Grant Barber is a regular reviewer for Three Percent, a keen bibliophile, and an Episcopal priest living on the south shore of Boston.

I’ve been interested in this book literally for years, having first heard of it on a trip to France in 2009, and am very excited that this is finally available. (And hopefully I’ll have some time this summer to read it . . .)

Here’s a bit of Grant’s review:

French author—philosopher, poet, novelist—de Roblès writes something approaching the Great (Latin) American Novel, about Brazilian characters, one of whom is steeped in the life of the seventeenth century polymath (but almost always erroneous) Jesuit Athanasius Kircher. Eleazard von Wogau, a French journalist lives in a dilapidated mansion in a town being overtaken by the Amazon vegetation, with his housekeeper Soledad: all of this at first seeming like Garcia Marquez-like clichéd Latin American tropes, but subverted in short order. He is a character at the center of a fragmented family and the various narratives that radiate out into seven different directions, each a quest of varying and dubious goals, but all of it conveyed with seriousness, more often with dark humor.

Eleazard is translating the hagiography of Kircher written by his amanuensis and acolyte Fr. Caspar Scott; each chapter of this novel opens with an account from Schott’s biography, and most chapters end with Eleazard’s journal reflections which reflect his own feelings but also reach into Wittgenstein and other modern philosophers (in a style reminiscent of Markson actually).

His ex-wife Elaine is a university paleontologist who travels in the company of other scientists upriver through a jungle inhabited by smugglers and indigenous tribes.
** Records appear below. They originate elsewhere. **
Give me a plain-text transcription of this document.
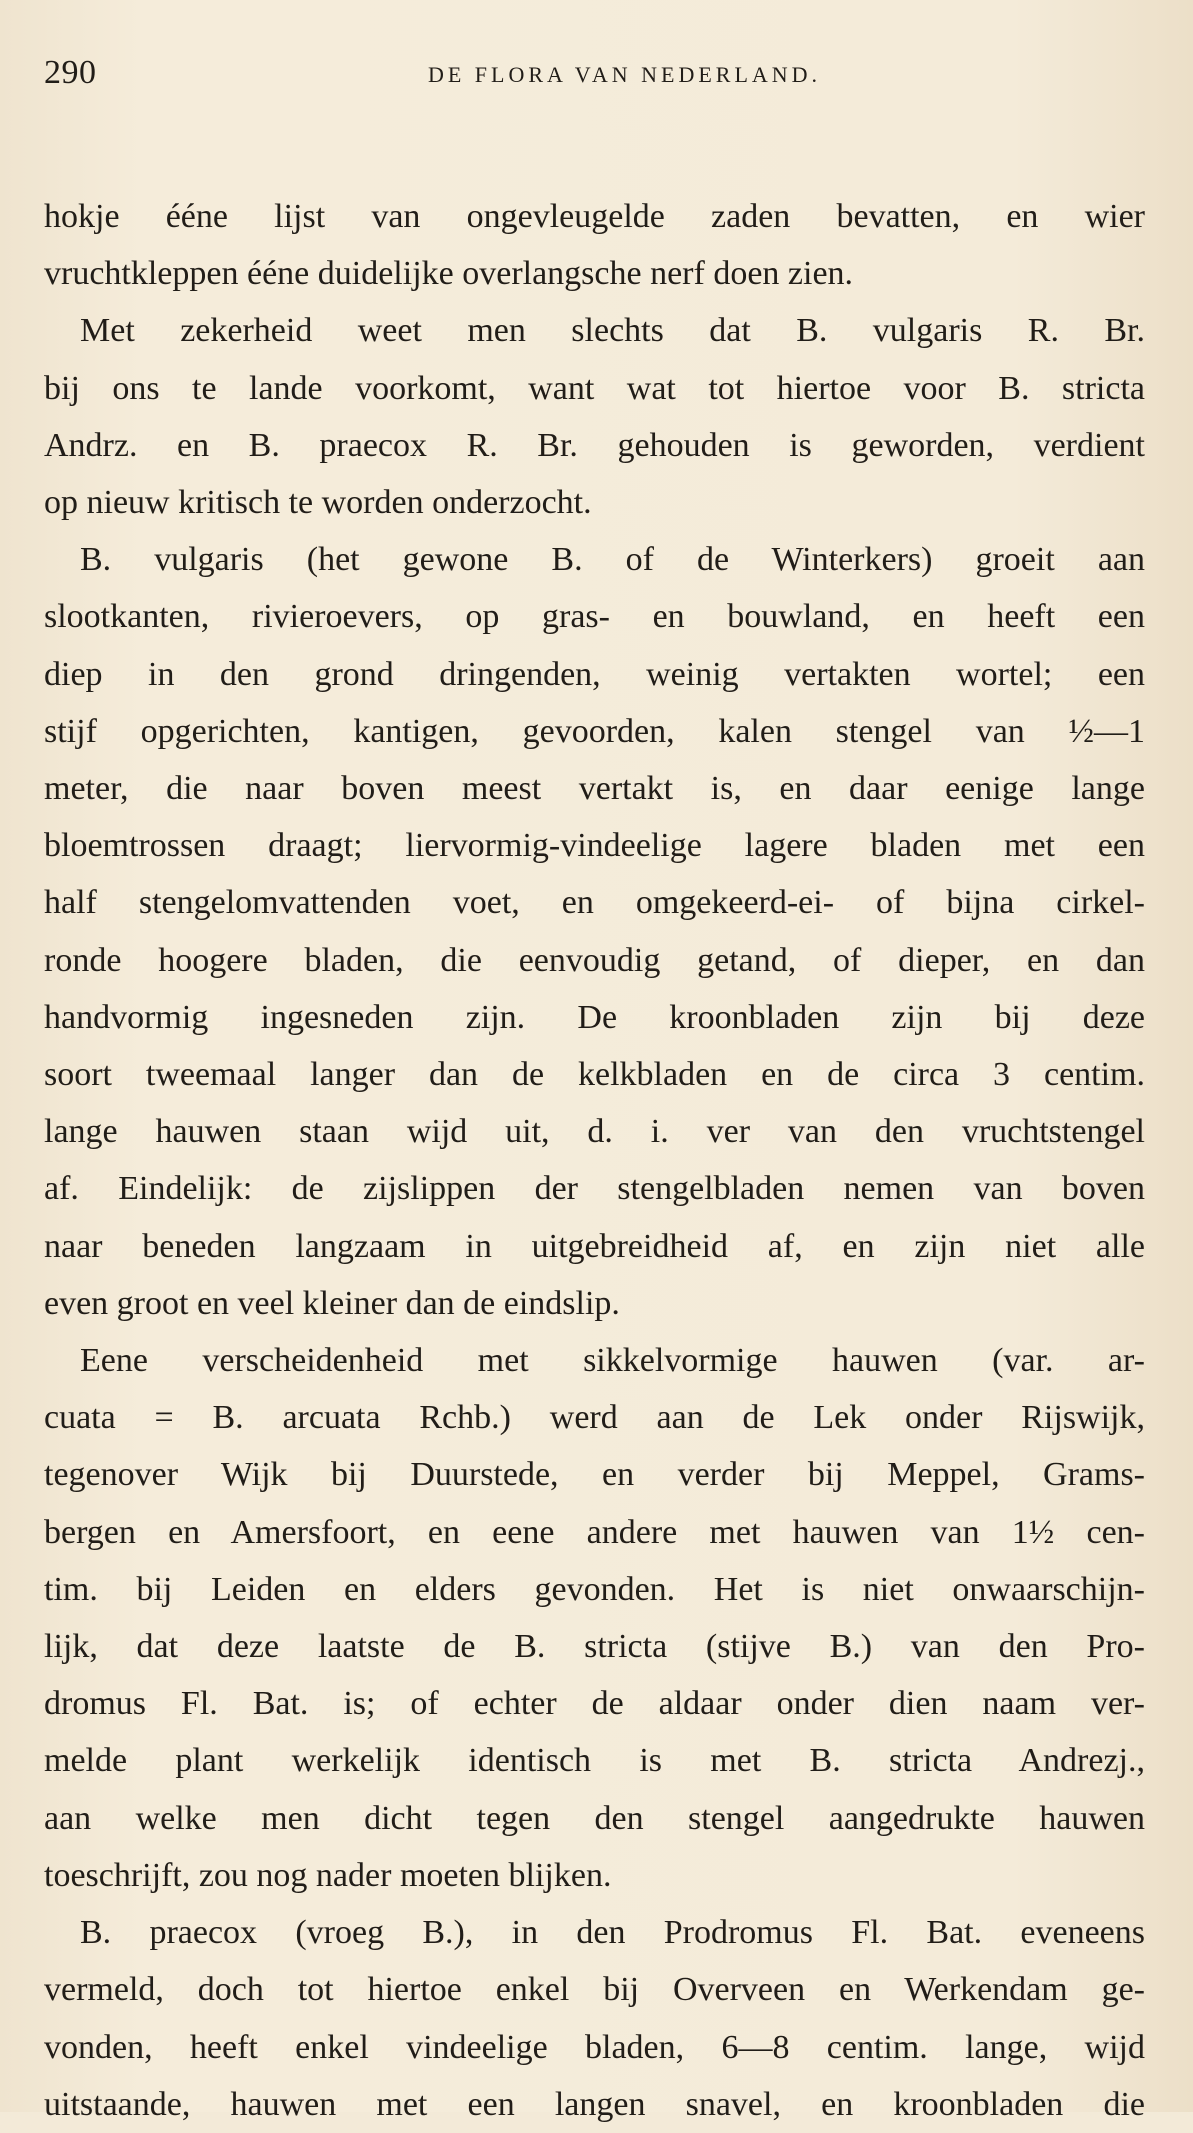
290	DE FLORA VAN NEDERLAND.
hokje ééne lijst van ongevleugelde zaden bevatten, en wier
vruchtkleppen ééne duidelijke overlangsche nerf doen zien.
Met zekerheid weet men slechts dat B. vulgaris R. Br.
bij ons te lande voorkomt, want wat tot hiertoe voor B. stricta
Andrz. en B. praecox R. Br. gehouden is geworden, verdient
op nieuw kritisch te worden onderzocht.
B. vulgaris (het gewone B. of de Winterkers) groeit aan
slootkanten, rivieroevers, op gras- en bouwland, en heeft een
diep in den grond dringenden, weinig vertakten wortel; een
stijf opgerichten, kantigen, gevoorden, kalen stengel van ½—1
meter, die naar boven meest vertakt is, en daar eenige lange
bloemtrossen draagt; liervormig-vindeelige lagere bladen met een
half stengelomvattenden voet, en omgekeerd-ei- of bijna cirkel-
ronde hoogere bladen, die eenvoudig getand, of dieper, en dan
handvormig ingesneden zijn. De kroonbladen zijn bij deze
soort tweemaal langer dan de kelkbladen en de circa 3 centim.
lange hauwen staan wijd uit, d. i. ver van den vruchtstengel
af. Eindelijk: de zijslippen der stengelbladen nemen van boven
naar beneden langzaam in uitgebreidheid af, en zijn niet alle
even groot en veel kleiner dan de eindslip.
Eene verscheidenheid met sikkelvormige hauwen (var. ar-
cuata = B. arcuata Rchb.) werd aan de Lek onder Rijswijk,
tegenover Wijk bij Duurstede, en verder bij Meppel, Grams-
bergen en Amersfoort, en eene andere met hauwen van 1½ cen-
tim. bij Leiden en elders gevonden. Het is niet onwaarschijn-
lijk, dat deze laatste de B. stricta (stijve B.) van den Pro-
dromus Fl. Bat. is; of echter de aldaar onder dien naam ver-
melde plant werkelijk identisch is met B. stricta Andrezj.,
aan welke men dicht tegen den stengel aangedrukte hauwen
toeschrijft, zou nog nader moeten blijken.
B. praecox (vroeg B.), in den Prodromus Fl. Bat. eveneens
vermeld, doch tot hiertoe enkel bij Overveen en Werkendam ge-
vonden, heeft enkel vindeelige bladen, 6—8 centim. lange, wijd
uitstaande, hauwen met een langen snavel, en kroonbladen die
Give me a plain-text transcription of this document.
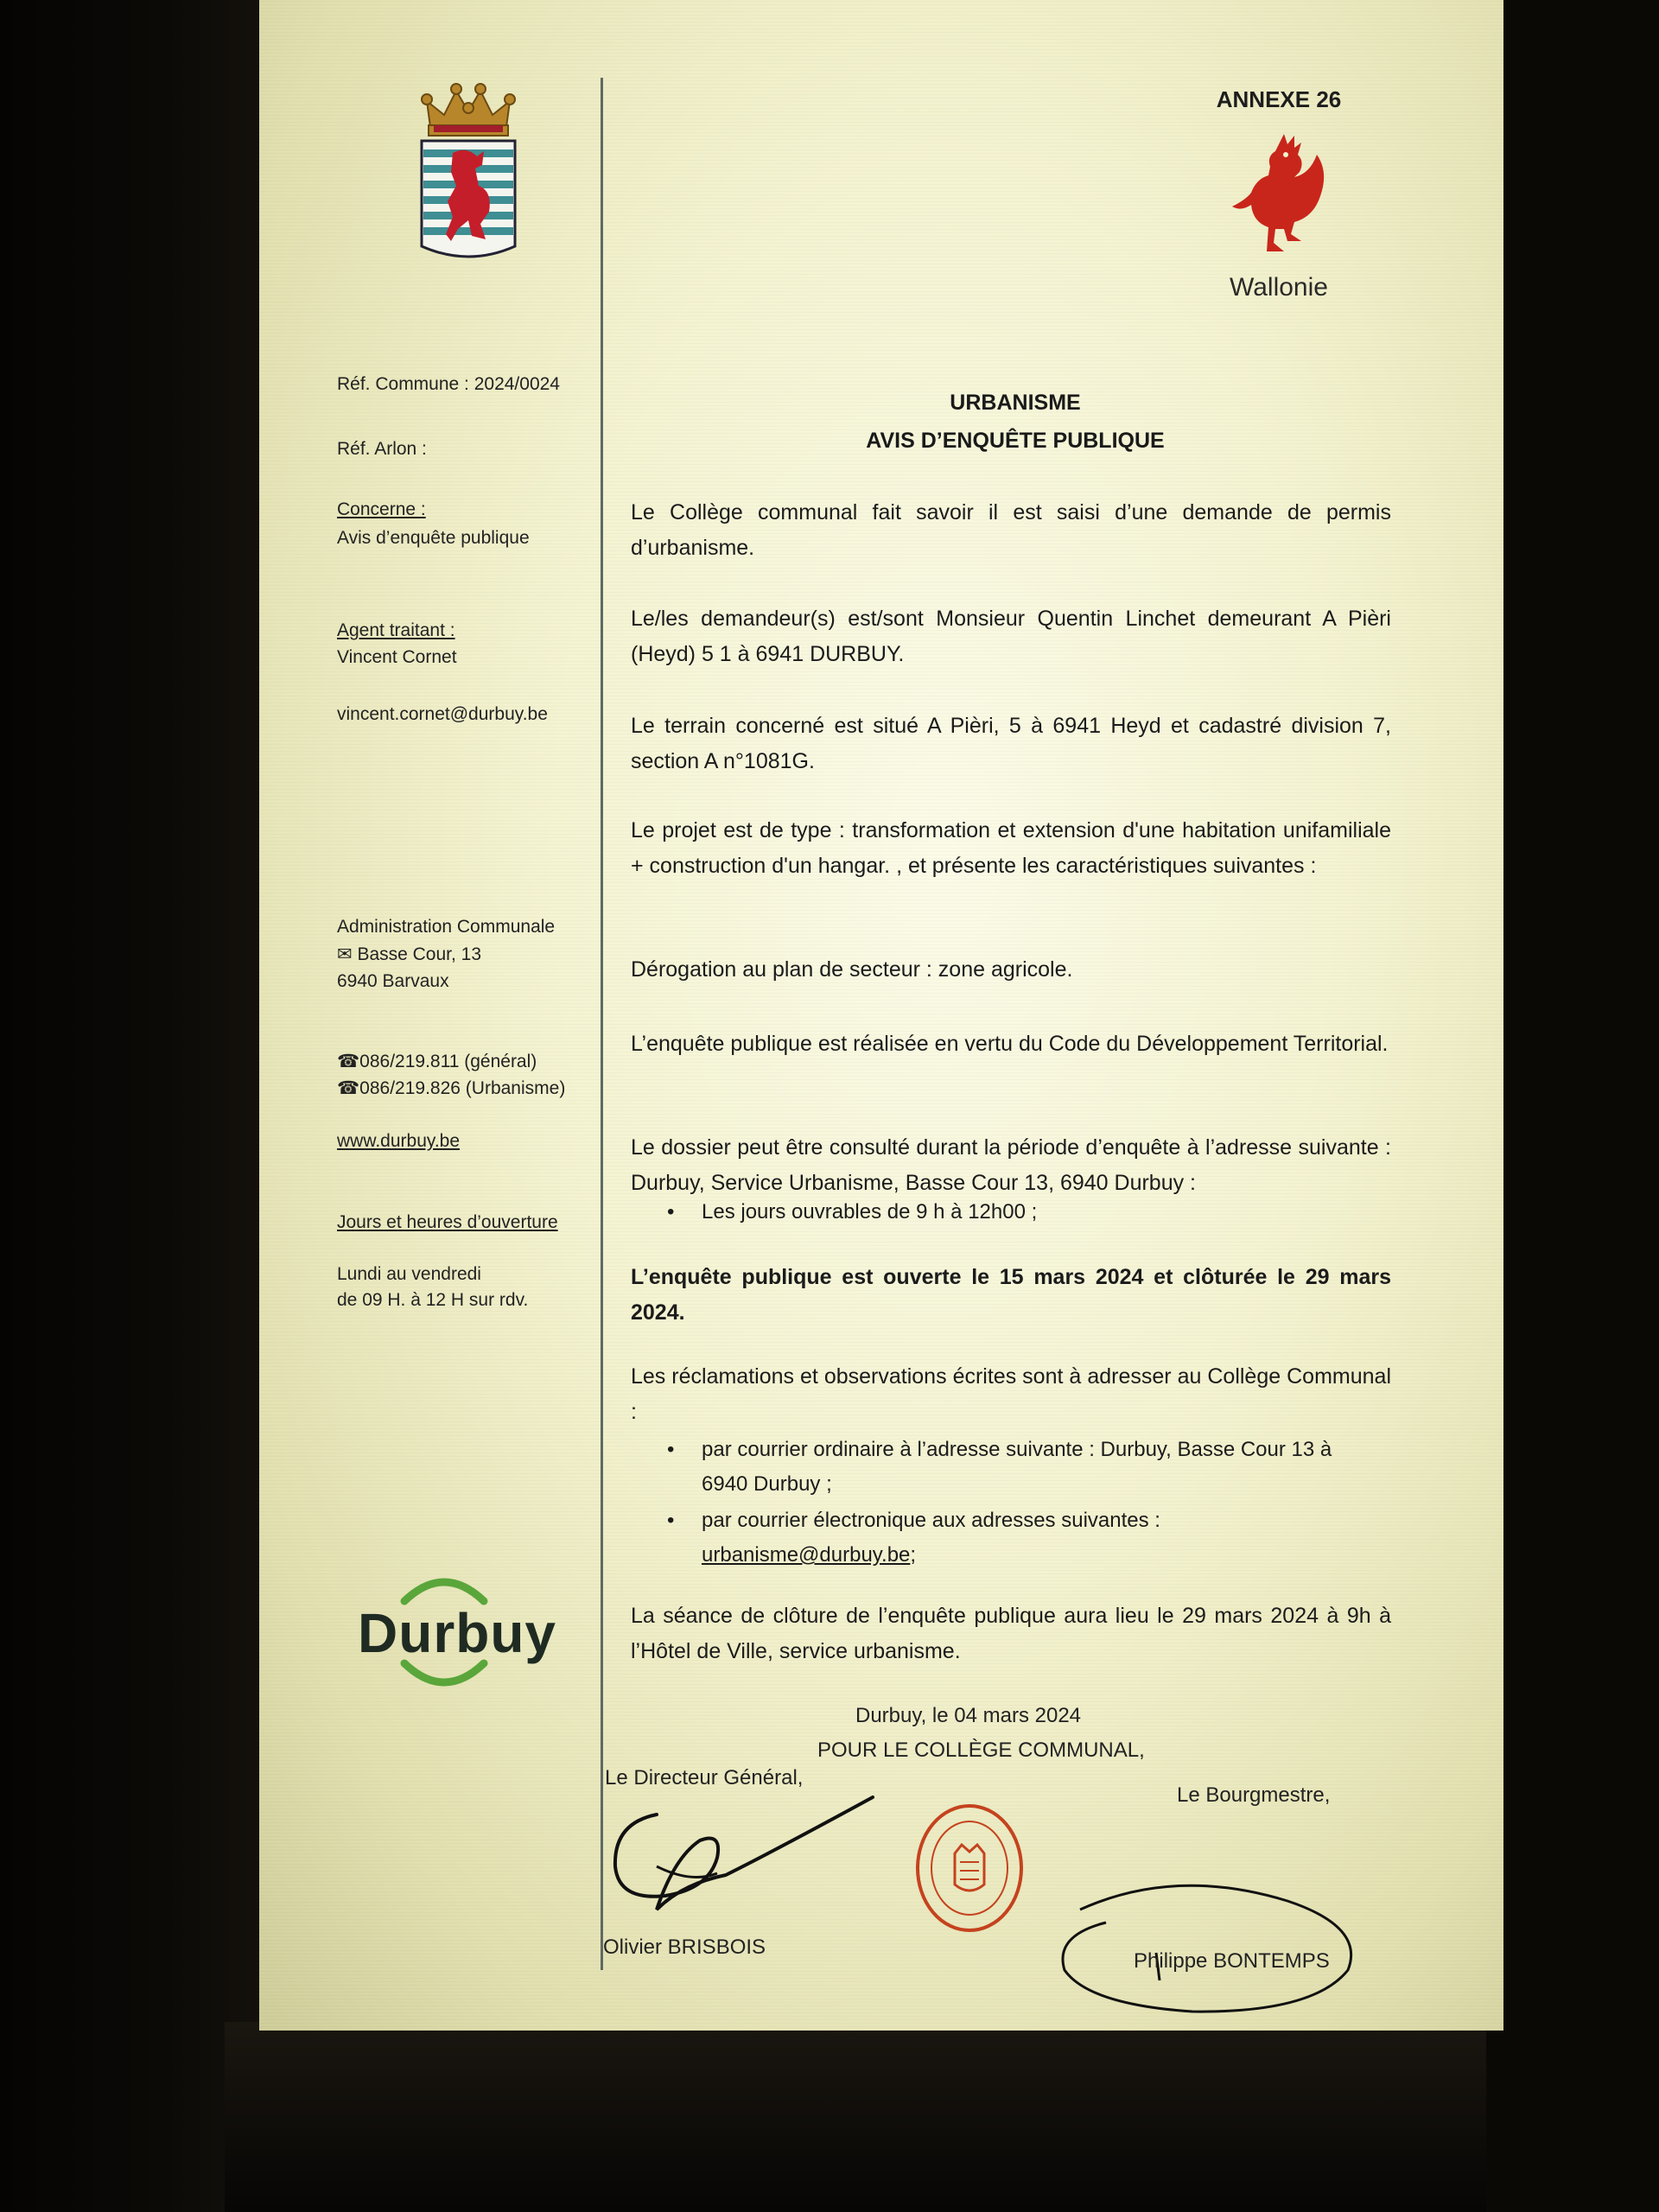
Réf. Commune : 2024/0024
Réf. Arlon :
Concerne :
Avis d’enquête publique
Agent traitant :
Vincent Cornet
vincent.cornet@durbuy.be
Administration Communale
✉ Basse Cour, 13
6940 Barvaux
☎086/219.811 (général)
☎086/219.826 (Urbanisme)
www.durbuy.be
Jours et heures d’ouverture
Lundi au vendredi
de 09 H. à 12 H sur rdv.
Durbuy
ANNEXE 26
Wallonie
URBANISME
AVIS D’ENQUÊTE PUBLIQUE
Le Collège communal fait savoir il est saisi d’une demande de permis d’urbanisme.
Le/les demandeur(s) est/sont Monsieur Quentin Linchet demeurant A Pièri (Heyd) 5 1 à 6941 DURBUY.
Le terrain concerné est situé A Pièri, 5 à 6941 Heyd et cadastré division 7, section A n°1081G.
Le projet est de type : transformation et extension d'une habitation unifamiliale + construction d'un hangar. , et présente les caractéristiques suivantes :
Dérogation au plan de secteur : zone agricole.
L’enquête publique est réalisée en vertu du Code du Développement Territorial.
Le dossier peut être consulté durant la période d’enquête à l’adresse suivante : Durbuy, Service Urbanisme, Basse Cour 13, 6940 Durbuy :
• Les jours ouvrables de 9 h à 12h00 ;
L’enquête publique est ouverte le 15 mars 2024 et clôturée le 29 mars 2024.
Les réclamations et observations écrites sont à adresser au Collège Communal :
• par courrier ordinaire à l’adresse suivante : Durbuy, Basse Cour 13 à 6940 Durbuy ;
• par courrier électronique aux adresses suivantes :
urbanisme@durbuy.be;
La séance de clôture de l’enquête publique aura lieu le 29 mars 2024 à 9h à l’Hôtel de Ville, service urbanisme.
Durbuy, le 04 mars 2024
POUR LE COLLÈGE COMMUNAL,
Le Directeur Général,
Le Bourgmestre,
Olivier BRISBOIS
Philippe BONTEMPS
They want to find the origin site for fossils of which a few samples have been tantalizingly brought back by a previous scientist; he had been given them by a tribal shaman.

In a passage that describes all the quests of the novel, Elaine recalls one of Eleazard’s rants:

bq.” Sending a missionary to convert the Chinese or a cosmonaut to the moon is exactly the same thing: it derives from the desire to govern the world, to confine it within the limits of doctrinaire knowledge that each time presents itself as definitive. However improbable it might have appeared, Francis Xavier went to Asia and really did convert thousands of Chinese; the American, Armstrong—a soldier by the way, if you see what I’m getting at—trampled the old lunar myth underfoot, but what do these two actions give us, apart from themselves? They don’t teach us anything, since all the do is confirm something we already knew, namely that the Chinese are convertible and the moon tramplable.”